There are three emergency procedure words that carry extra importance when you're communicating by radio. In order of decreasing severity, they are mayday, pan-pan, and sécurité.
|Word||Derivation||Meaning||When To Use||Comment|
|MAYDAY||From the French "m'aidez," which means "help me"||A vessel and/or crew is in grave and imminent danger||Life-threatening medical emergency; possibility of losing the boat||Use for imminent danger only|
|PAN-PAN||From the French "panne," which means "broken"||A vessel requires urgent assistance||Serious mechanical breakdown; urgent but not life-threatening medical issues||Because it handles such a wide range of difficulties, details can be added to the transmission: "Pan-pan, pan-pan, pan-pan, this is the vessel Surprise requesting medical advice, over."|
|SÉCURITÉ||French for "safety"||Important safety information follows||Information that could be important to another vessel's safety||Covers a wide range of issues: hazards to navigation, pyrotechnic demonstrations, Coast Guard Marine Safety Broadcasts, large vessel traffic alerts"|
Through the use of these words, you will alert all mariners to the seriousness of your transmission, and to the possibility that they might be involved in lending assistance. All three are anglicized versions of French words, and each is repeated three times in succession so that those who hear the transmission understand that they're hearing an actual call for help and not a discussion of another vessel's distress call. (See additional comments on mayday relay below.)

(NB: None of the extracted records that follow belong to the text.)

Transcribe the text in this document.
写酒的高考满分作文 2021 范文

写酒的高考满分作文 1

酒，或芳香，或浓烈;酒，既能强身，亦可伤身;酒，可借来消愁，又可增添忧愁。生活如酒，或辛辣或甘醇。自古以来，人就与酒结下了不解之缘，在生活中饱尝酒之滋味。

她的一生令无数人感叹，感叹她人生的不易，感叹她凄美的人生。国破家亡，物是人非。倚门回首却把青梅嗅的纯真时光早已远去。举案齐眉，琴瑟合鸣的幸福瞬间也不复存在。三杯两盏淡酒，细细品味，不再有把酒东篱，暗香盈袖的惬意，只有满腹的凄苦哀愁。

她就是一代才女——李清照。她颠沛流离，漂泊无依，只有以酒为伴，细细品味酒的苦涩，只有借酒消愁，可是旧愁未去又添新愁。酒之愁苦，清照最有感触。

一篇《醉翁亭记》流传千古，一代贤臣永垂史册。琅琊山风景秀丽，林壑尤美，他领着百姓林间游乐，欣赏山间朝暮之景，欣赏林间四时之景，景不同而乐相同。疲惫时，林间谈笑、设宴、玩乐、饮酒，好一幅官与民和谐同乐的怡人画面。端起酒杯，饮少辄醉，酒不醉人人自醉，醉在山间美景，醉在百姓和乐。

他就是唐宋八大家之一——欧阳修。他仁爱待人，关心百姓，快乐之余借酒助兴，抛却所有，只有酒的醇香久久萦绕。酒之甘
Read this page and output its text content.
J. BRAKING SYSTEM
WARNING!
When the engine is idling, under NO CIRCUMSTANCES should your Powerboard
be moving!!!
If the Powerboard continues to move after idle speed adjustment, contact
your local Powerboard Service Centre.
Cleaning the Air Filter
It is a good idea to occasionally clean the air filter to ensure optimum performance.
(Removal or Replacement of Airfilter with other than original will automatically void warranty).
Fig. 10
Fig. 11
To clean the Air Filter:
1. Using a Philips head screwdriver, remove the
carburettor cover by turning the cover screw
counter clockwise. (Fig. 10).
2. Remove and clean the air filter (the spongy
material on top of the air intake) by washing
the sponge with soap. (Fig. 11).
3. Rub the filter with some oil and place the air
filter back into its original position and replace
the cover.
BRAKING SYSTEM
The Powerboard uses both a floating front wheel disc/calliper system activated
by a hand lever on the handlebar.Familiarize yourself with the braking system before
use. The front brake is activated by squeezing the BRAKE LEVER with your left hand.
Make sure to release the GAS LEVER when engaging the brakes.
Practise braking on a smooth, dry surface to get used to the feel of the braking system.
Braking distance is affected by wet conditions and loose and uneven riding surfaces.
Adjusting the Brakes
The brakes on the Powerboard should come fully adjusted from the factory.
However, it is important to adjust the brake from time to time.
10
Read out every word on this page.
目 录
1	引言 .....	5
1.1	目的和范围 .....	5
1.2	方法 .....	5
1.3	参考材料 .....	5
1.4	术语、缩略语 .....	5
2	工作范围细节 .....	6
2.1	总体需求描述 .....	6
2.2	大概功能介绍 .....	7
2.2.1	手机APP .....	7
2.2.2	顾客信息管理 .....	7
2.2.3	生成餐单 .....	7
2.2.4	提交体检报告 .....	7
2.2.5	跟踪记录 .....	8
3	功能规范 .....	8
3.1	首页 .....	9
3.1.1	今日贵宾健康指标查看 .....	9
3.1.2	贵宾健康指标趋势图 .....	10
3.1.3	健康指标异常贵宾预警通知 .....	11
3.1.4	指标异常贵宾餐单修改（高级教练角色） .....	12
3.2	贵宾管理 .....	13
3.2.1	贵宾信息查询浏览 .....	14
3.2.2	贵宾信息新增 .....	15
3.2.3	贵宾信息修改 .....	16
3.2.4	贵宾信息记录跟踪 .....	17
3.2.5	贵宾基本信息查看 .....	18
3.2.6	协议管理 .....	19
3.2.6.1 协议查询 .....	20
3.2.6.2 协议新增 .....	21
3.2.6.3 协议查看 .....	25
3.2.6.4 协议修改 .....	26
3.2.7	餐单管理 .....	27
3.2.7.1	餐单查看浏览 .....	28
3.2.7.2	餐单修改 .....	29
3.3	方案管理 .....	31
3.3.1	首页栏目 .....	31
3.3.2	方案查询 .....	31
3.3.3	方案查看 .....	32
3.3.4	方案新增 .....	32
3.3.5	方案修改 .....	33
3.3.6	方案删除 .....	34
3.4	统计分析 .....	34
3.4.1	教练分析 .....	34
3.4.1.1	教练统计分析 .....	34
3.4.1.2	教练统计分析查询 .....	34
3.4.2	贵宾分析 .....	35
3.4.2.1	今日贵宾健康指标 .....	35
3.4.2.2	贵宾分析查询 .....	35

When you hear a transmission that uses one of the three emergency words, what action should you take?
A lot depends on your proximity to the vessel or incident in question.
It also depends on your ability to respond and give assistance. If you hear a mayday and you are the most appropriate vessel to respond, you are legally and morally required to lend assistance, if you can do so without endangering your crew or vessel.